Em 2013 ocorreu outro marco na história da moda, quando colapsou a fábrica Rana Plaza em Bangladesh, causando mais de mil mortes e deixando 2500 feridos. Estava mais claro do que nunca que a falta de responsabilidade dos empresários e dos governos causa a total perda de controle do que é feito através da terceirização sem rastreabilidade. Assim surgiu o movimento global Fashion Revolution, incentivando as pessoas a espalharem informação e cobrar transparência na cadeia de moda. A mensagem principal do movimento é que os trabalhadores devem ser celebrados, e não escondidos nos fundos das fábricas. Através dessa premissa conseguimos trazer nosso olhar para os direitos humanos desses trabalhadores, e também ambientais, que impactam diretamente na nossa qualidade de vida e no futuro do planeta.
Políticas públicas
Outro pilar de transformação na moda é o de políticas públicas. Brechas nas leis e a falta de fiscalização abrem espaço para que direitos humanos e ambientais sejam desrespeitados, assim colocando os trabalhadores em posição de vulnerabilidade. A Comissão de Estudos em Direito da Moda da OAB de São Paulo realiza estudos exatamente no sentido de produção e adequação de legislações para o setor. Ao mesmo tempo, a Comissão faz parcerias para estimular o crescimento da indústria de moda e têxtil no Brasil, que possui o quarto maior parque produtivo de confecção, o quinto maior produtor têxtil do mundo, com quase 200 anos de existência, e é o segundo maior empregador da indústria de transformação, com faturamento de 37 bilhões de dólares em 2016, de acordo com a ABIT.
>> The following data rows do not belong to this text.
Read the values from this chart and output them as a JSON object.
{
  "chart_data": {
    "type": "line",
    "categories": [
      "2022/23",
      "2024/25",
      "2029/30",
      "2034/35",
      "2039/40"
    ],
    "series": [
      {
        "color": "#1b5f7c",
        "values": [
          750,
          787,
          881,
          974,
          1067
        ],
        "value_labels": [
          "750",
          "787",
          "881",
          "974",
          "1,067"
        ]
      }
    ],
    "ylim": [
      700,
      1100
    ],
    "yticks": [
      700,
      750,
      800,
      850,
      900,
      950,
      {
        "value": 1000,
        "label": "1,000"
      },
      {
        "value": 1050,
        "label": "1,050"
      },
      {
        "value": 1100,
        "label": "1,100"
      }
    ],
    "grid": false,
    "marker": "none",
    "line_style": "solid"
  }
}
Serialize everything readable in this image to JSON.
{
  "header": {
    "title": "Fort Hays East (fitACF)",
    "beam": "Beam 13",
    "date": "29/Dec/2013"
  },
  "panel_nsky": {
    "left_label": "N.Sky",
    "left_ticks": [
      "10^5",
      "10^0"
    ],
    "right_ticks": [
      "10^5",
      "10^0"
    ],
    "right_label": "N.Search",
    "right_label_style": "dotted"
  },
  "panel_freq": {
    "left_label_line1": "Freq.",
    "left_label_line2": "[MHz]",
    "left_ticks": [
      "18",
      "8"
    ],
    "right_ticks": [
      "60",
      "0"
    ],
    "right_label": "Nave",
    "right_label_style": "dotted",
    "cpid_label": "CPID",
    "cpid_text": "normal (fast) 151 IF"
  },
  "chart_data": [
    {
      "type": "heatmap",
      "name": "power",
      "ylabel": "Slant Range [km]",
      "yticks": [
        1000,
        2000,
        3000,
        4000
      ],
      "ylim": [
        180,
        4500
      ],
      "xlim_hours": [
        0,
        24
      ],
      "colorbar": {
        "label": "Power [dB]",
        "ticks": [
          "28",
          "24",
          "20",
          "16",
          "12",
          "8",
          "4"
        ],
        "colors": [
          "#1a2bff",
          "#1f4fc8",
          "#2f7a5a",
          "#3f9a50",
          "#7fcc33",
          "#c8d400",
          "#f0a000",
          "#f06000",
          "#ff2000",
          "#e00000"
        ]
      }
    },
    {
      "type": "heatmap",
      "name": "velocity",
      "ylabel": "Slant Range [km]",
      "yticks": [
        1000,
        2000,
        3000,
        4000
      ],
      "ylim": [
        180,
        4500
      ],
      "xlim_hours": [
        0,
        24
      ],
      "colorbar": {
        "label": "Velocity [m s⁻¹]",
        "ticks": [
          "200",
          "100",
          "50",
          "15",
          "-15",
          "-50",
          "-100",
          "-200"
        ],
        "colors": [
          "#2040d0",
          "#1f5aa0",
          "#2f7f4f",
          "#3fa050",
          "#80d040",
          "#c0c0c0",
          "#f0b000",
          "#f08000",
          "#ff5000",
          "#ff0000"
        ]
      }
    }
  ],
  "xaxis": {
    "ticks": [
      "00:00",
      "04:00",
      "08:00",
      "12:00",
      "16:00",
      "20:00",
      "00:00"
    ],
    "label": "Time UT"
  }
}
Para que as políticas públicas sejam efetivamente justas, é extremamente importante que tenhamos um número maior de mulheres ocupando cargos políticos, para que seja colocada em pauta a garantia de nossos direitos vindo do nosso lugar de fala. Em 2018, surgiu o projeto A Candidata, que se dedica a aumentar a representatividade das mulheres na política e mostrar como nós podemos impactar na estrutura machista quando eleitas. O projeto, através de uma rede de apoio, visa estimular mulheres que ainda tenham dúvidas sobre o seu potencial eleitoral, construindo assim mais lideranças femininas nas eleições. Mais mulheres no poder significa ter maior diversidade de perspectivas, o que é primordial para uma sociedade mais justa e igualitária.
Já entendemos que somos as maiores consumidoras, as que produzem, as que estão por trás e na linha de frente da moda, mas o poder de decisão ainda não é nosso. Se somos 80% da mão de obra, nós somos a força. Existem muitos movimentos de empoderamento feminino idealizados por mulheres que não se conformam com a falta de representatividade não só da moda, mas em estruturas de poder geral. O projeto More Girls é um exemplo de união de mulheres que querem ter suas vozes ouvidas. Através do mapeamento de talentos femininos na área da comunicação e criação, o projeto fomenta a maior representatividade feminina para que todos possam conhecer e valorizar as criativas do país. Para que isso aconteça, o More Girls incentiva que as agências assumam a meta de ter 50% de mulheres na criação até 2020, e que seus clientes também cobrem por esse posicionamento, que os recrutadores entrevistem 50% de mulheres e a imprensa entreviste pelo menos uma criativa por edição.
São muitos os caminhos que podemos trilhar para sermos agentes ativos nas mudanças que queremos ver no mundo. A partir do momento em que exigirmos respeito e igualdade e nos unirmos para isso, a vitória será nossa. Mulheres da moda, uni-vos!